Serve davvero conservare le schede di sicurezza dei detergenti usati in azienda?

Sì, per i prodotti classificati pericolosi (quasi tutti i concentrati): la scheda è obbligatoria e va tenuta a disposizione degli addetti, perché contiene primo soccorso, incompatibilità e dispositivi di protezione. Per i prodotti non pericolosi è comunque una buona prassi.

Un detergente multiuso da ufficio va bene anche su vetri e specchi?

Dipende dal prodotto: molti multiuso lasciano un alone su vetro e specchio perché contengono tensioattivi che non evaporano. Per vetrine e pareti vetrate serve un detergente per vetri a base alcolica e un tergivetro; per il vetro di una scrivania il multiuso con panno asciutto di finitura può bastare.

Chi deve occuparsi della diluizione, il fornitore o chi pulisce?

Dipende dall'organizzazione: nella maggior parte dei casi diluisce chi usa il prodotto, seguendo etichetta e scheda tecnica, con un misurino o un dosatore. Dove gli addetti cambiano spesso conviene un diluitore automatico a parete, che fissa il rapporto e toglie l'errore umano.
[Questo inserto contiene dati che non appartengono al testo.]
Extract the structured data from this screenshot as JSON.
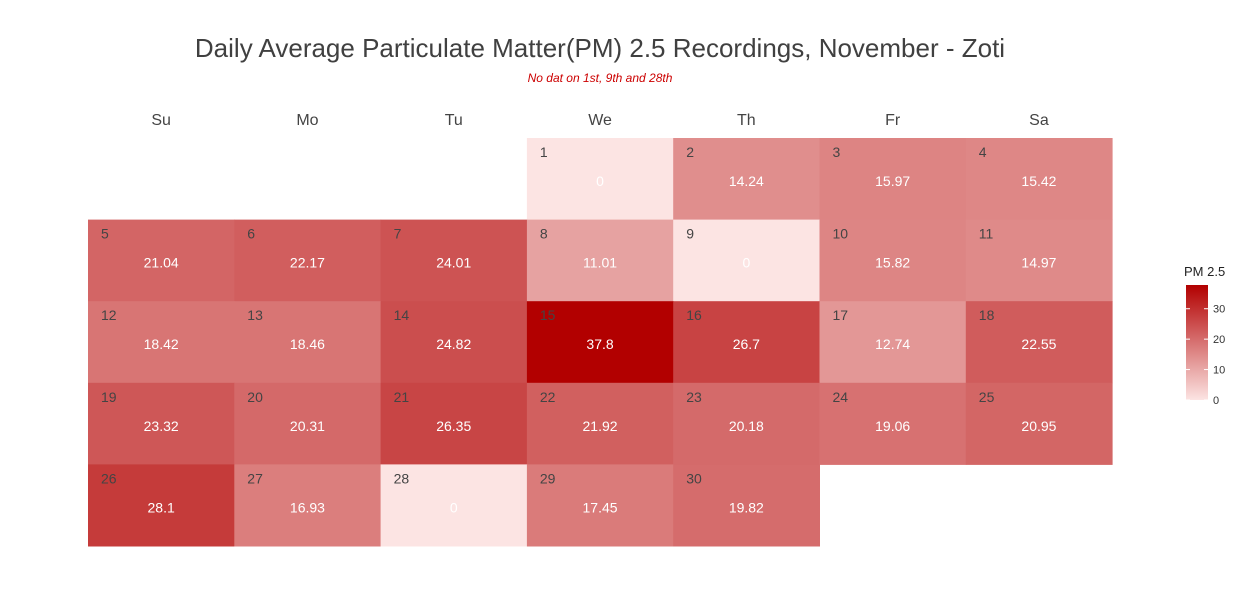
{
  "chart_data": {
    "type": "heatmap",
    "title": "Daily Average Particulate Matter(PM) 2.5 Recordings, November - Zoti",
    "subtitle": "No dat on 1st, 9th and 28th",
    "weekdays": [
      "Su",
      "Mo",
      "Tu",
      "We",
      "Th",
      "Fr",
      "Sa"
    ],
    "first_weekday_index": 3,
    "days": [
      1,
      2,
      3,
      4,
      5,
      6,
      7,
      8,
      9,
      10,
      11,
      12,
      13,
      14,
      15,
      16,
      17,
      18,
      19,
      20,
      21,
      22,
      23,
      24,
      25,
      26,
      27,
      28,
      29,
      30
    ],
    "values": [
      0,
      14.24,
      15.97,
      15.42,
      21.04,
      22.17,
      24.01,
      11.01,
      0,
      15.82,
      14.97,
      18.42,
      18.46,
      24.82,
      37.8,
      26.7,
      12.74,
      22.55,
      23.32,
      20.31,
      26.35,
      21.92,
      20.18,
      19.06,
      20.95,
      28.1,
      16.93,
      0,
      17.45,
      19.82
    ],
    "value_labels": [
      "0",
      "14.24",
      "15.97",
      "15.42",
      "21.04",
      "22.17",
      "24.01",
      "11.01",
      "0",
      "15.82",
      "14.97",
      "18.42",
      "18.46",
      "24.82",
      "37.8",
      "26.7",
      "12.74",
      "22.55",
      "23.32",
      "20.31",
      "26.35",
      "21.92",
      "20.18",
      "19.06",
      "20.95",
      "28.1",
      "16.93",
      "0",
      "17.45",
      "19.82"
    ],
    "legend": {
      "title": "PM 2.5",
      "ticks": [
        "0",
        "10",
        "20",
        "30"
      ],
      "tick_values": [
        0,
        10,
        20,
        30
      ],
      "range": [
        0,
        37.8
      ],
      "placement": "right"
    },
    "color_low": "#fce4e3",
    "color_high": "#b20000",
    "subtitle_color": "#cc0000"
  }
}
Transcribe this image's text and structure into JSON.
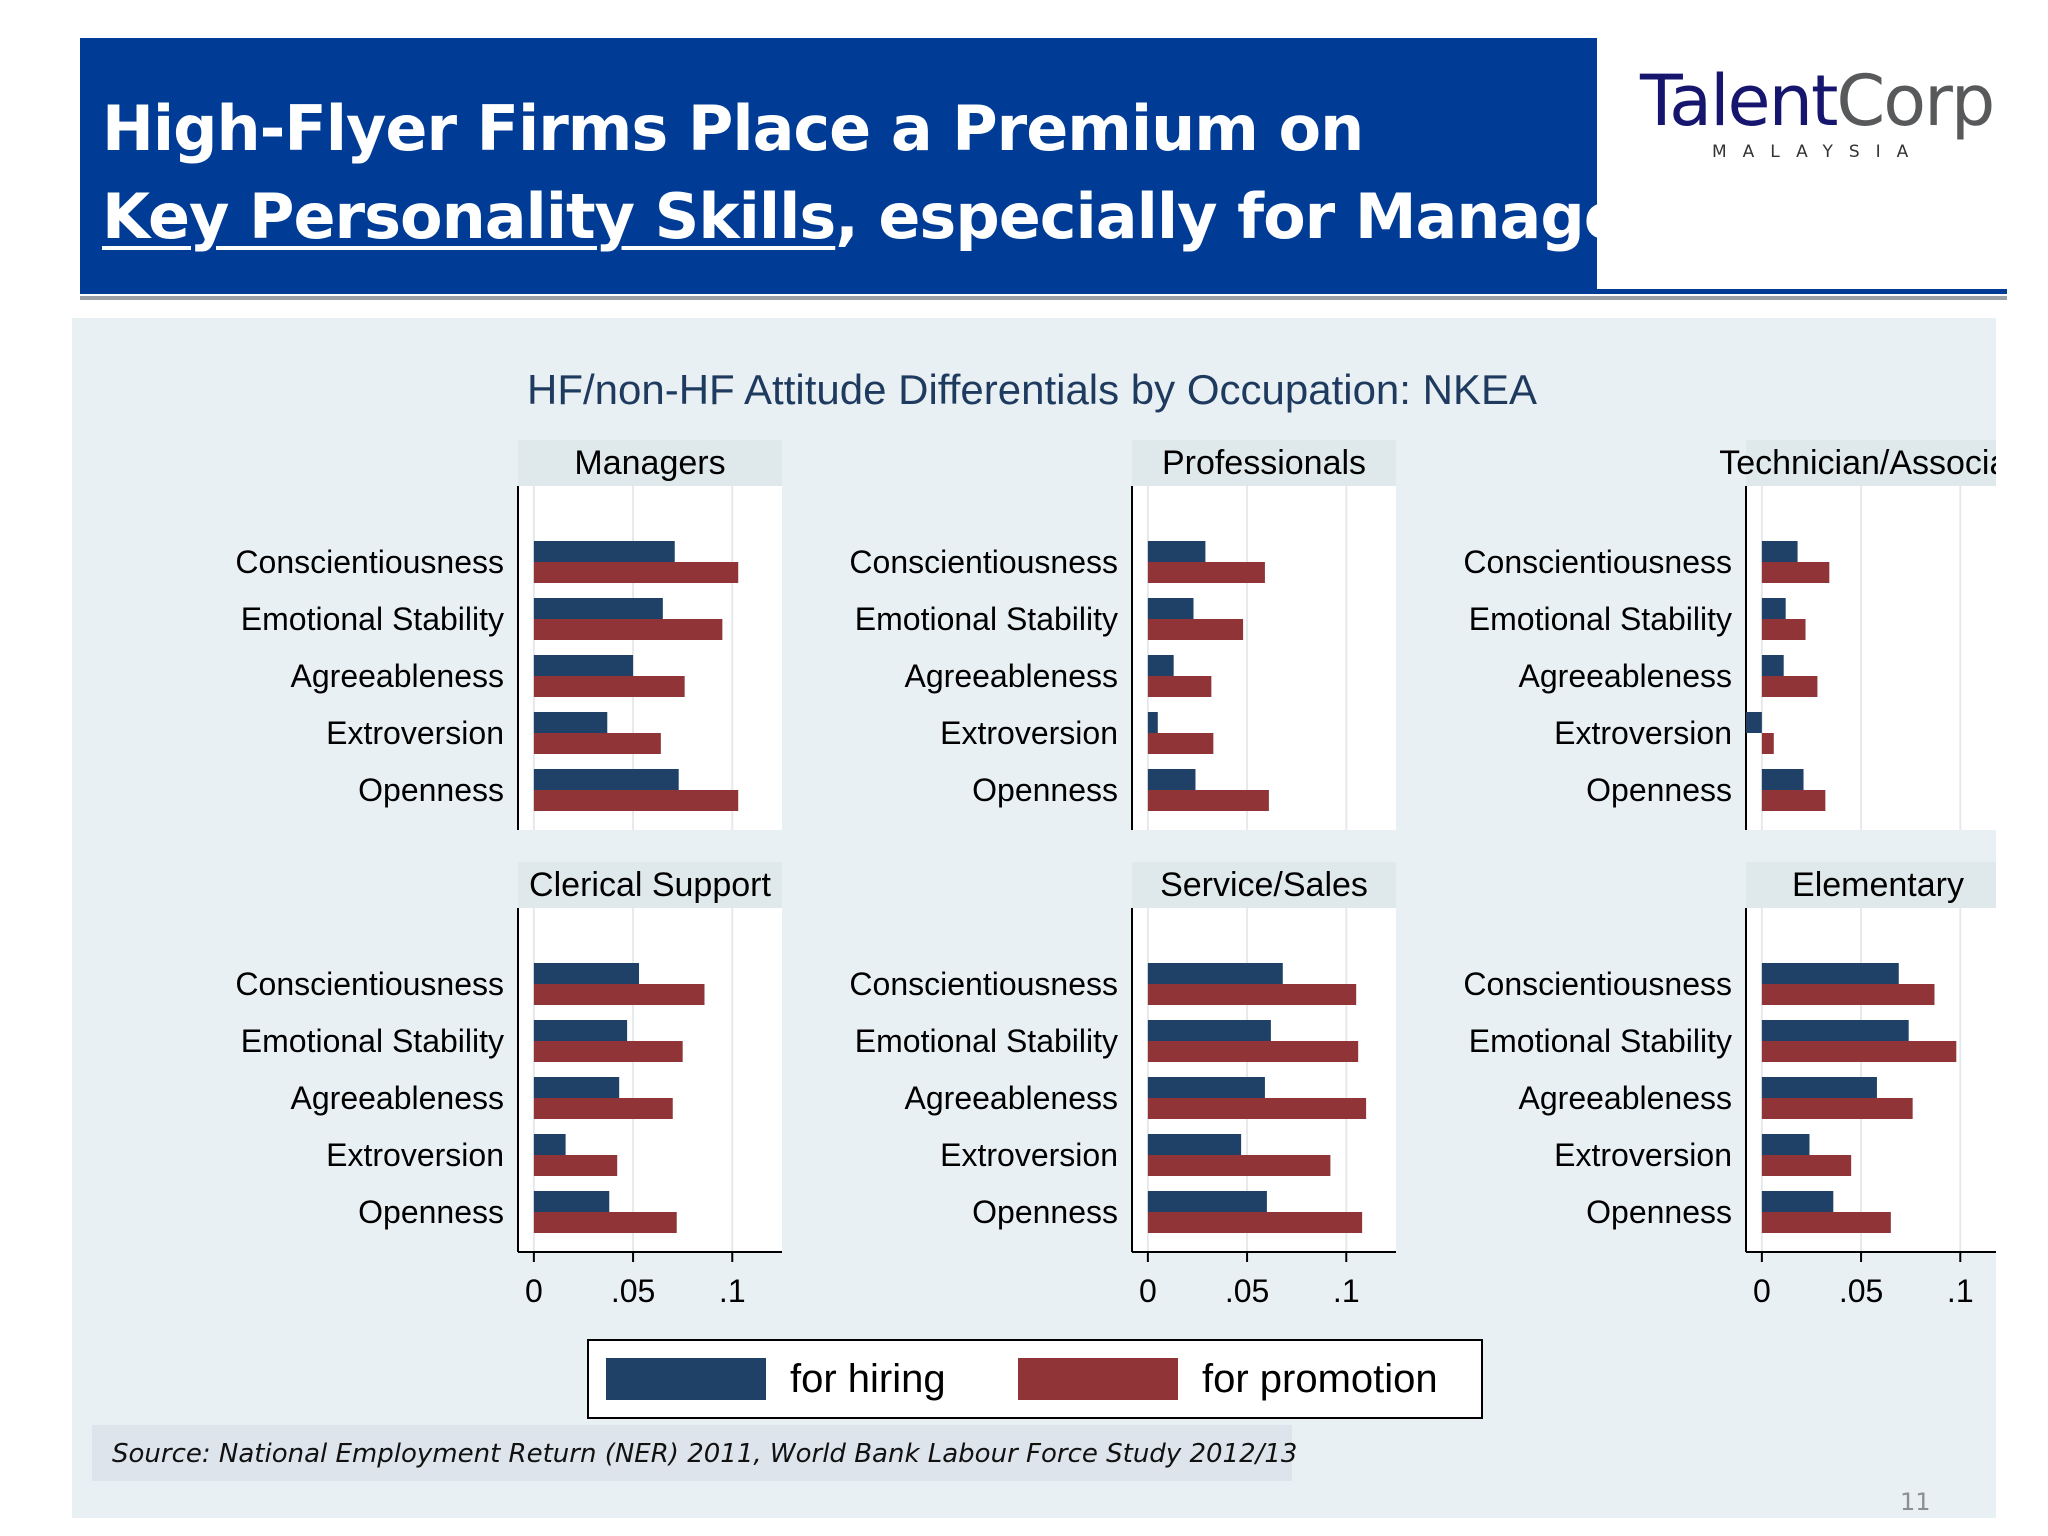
{
  "header": {
    "title_line1": "High-Flyer Firms Place a Premium on",
    "title_line2_underlined": "Key Personality Skills",
    "title_line2_rest": ", especially for Managers"
  },
  "logo": {
    "part1": "Talent",
    "part2": "Corp",
    "subtitle": "MALAYSIA"
  },
  "source": "Source: National Employment Return (NER) 2011, World Bank Labour Force Study 2012/13",
  "page_number": "11",
  "colors": {
    "hiring": "#1f4168",
    "promotion": "#903438",
    "header": "#003c96",
    "panel": "#e8f0f3",
    "plot_bg": "#ffffff",
    "strip_bg": "#dfe8ea"
  },
  "chart_data": {
    "type": "bar",
    "orientation": "horizontal",
    "title": "HF/non-HF Attitude Differentials by Occupation: NKEA",
    "categories": [
      "Conscientiousness",
      "Emotional Stability",
      "Agreeableness",
      "Extroversion",
      "Openness"
    ],
    "xlim": [
      -0.008,
      0.126
    ],
    "xticks": [
      0,
      0.05,
      0.1
    ],
    "xtick_labels": [
      "0",
      ".05",
      ".1"
    ],
    "grid": true,
    "legend": {
      "position": "bottom-center",
      "entries": [
        "for hiring",
        "for promotion"
      ]
    },
    "panels": [
      {
        "name": "Managers",
        "series": [
          {
            "name": "for hiring",
            "values": [
              0.071,
              0.065,
              0.05,
              0.037,
              0.073
            ]
          },
          {
            "name": "for promotion",
            "values": [
              0.103,
              0.095,
              0.076,
              0.064,
              0.103
            ]
          }
        ]
      },
      {
        "name": "Professionals",
        "series": [
          {
            "name": "for hiring",
            "values": [
              0.029,
              0.023,
              0.013,
              0.005,
              0.024
            ]
          },
          {
            "name": "for promotion",
            "values": [
              0.059,
              0.048,
              0.032,
              0.033,
              0.061
            ]
          }
        ]
      },
      {
        "name": "Technician/Associate",
        "series": [
          {
            "name": "for hiring",
            "values": [
              0.018,
              0.012,
              0.011,
              -0.008,
              0.021
            ]
          },
          {
            "name": "for promotion",
            "values": [
              0.034,
              0.022,
              0.028,
              0.006,
              0.032
            ]
          }
        ]
      },
      {
        "name": "Clerical Support",
        "series": [
          {
            "name": "for hiring",
            "values": [
              0.053,
              0.047,
              0.043,
              0.016,
              0.038
            ]
          },
          {
            "name": "for promotion",
            "values": [
              0.086,
              0.075,
              0.07,
              0.042,
              0.072
            ]
          }
        ]
      },
      {
        "name": "Service/Sales",
        "series": [
          {
            "name": "for hiring",
            "values": [
              0.068,
              0.062,
              0.059,
              0.047,
              0.06
            ]
          },
          {
            "name": "for promotion",
            "values": [
              0.105,
              0.106,
              0.11,
              0.092,
              0.108
            ]
          }
        ]
      },
      {
        "name": "Elementary",
        "series": [
          {
            "name": "for hiring",
            "values": [
              0.069,
              0.074,
              0.058,
              0.024,
              0.036
            ]
          },
          {
            "name": "for promotion",
            "values": [
              0.087,
              0.098,
              0.076,
              0.045,
              0.065
            ]
          }
        ]
      }
    ]
  }
}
I prodotti Ecolabel sono adatti agli ambienti di lavoro?

Sì, per la pulizia ordinaria di uffici, scuole e negozi, e negli appalti pubblici sono privilegiati dai criteri ambientali minimi. Non coprono la disinfezione registrata e le incrostazioni pesanti, dove restano necessari cloro e acidi forti, da usare solo per l'intervento straordinario.

Quanti prodotti servono per pulire un ufficio di dieci persone?

Dipende dagli ambienti, ma di norma quattro: un neutro per i pavimenti in tanica, un multiuso per le superfici, un detergente per vetri e un disinfettante registrato per i bagni, più sapone mani e salviette. Chi ha una cucina aggiunge uno sgrassatore; chi ha un magazzino uno sgrassatore concentrato separato.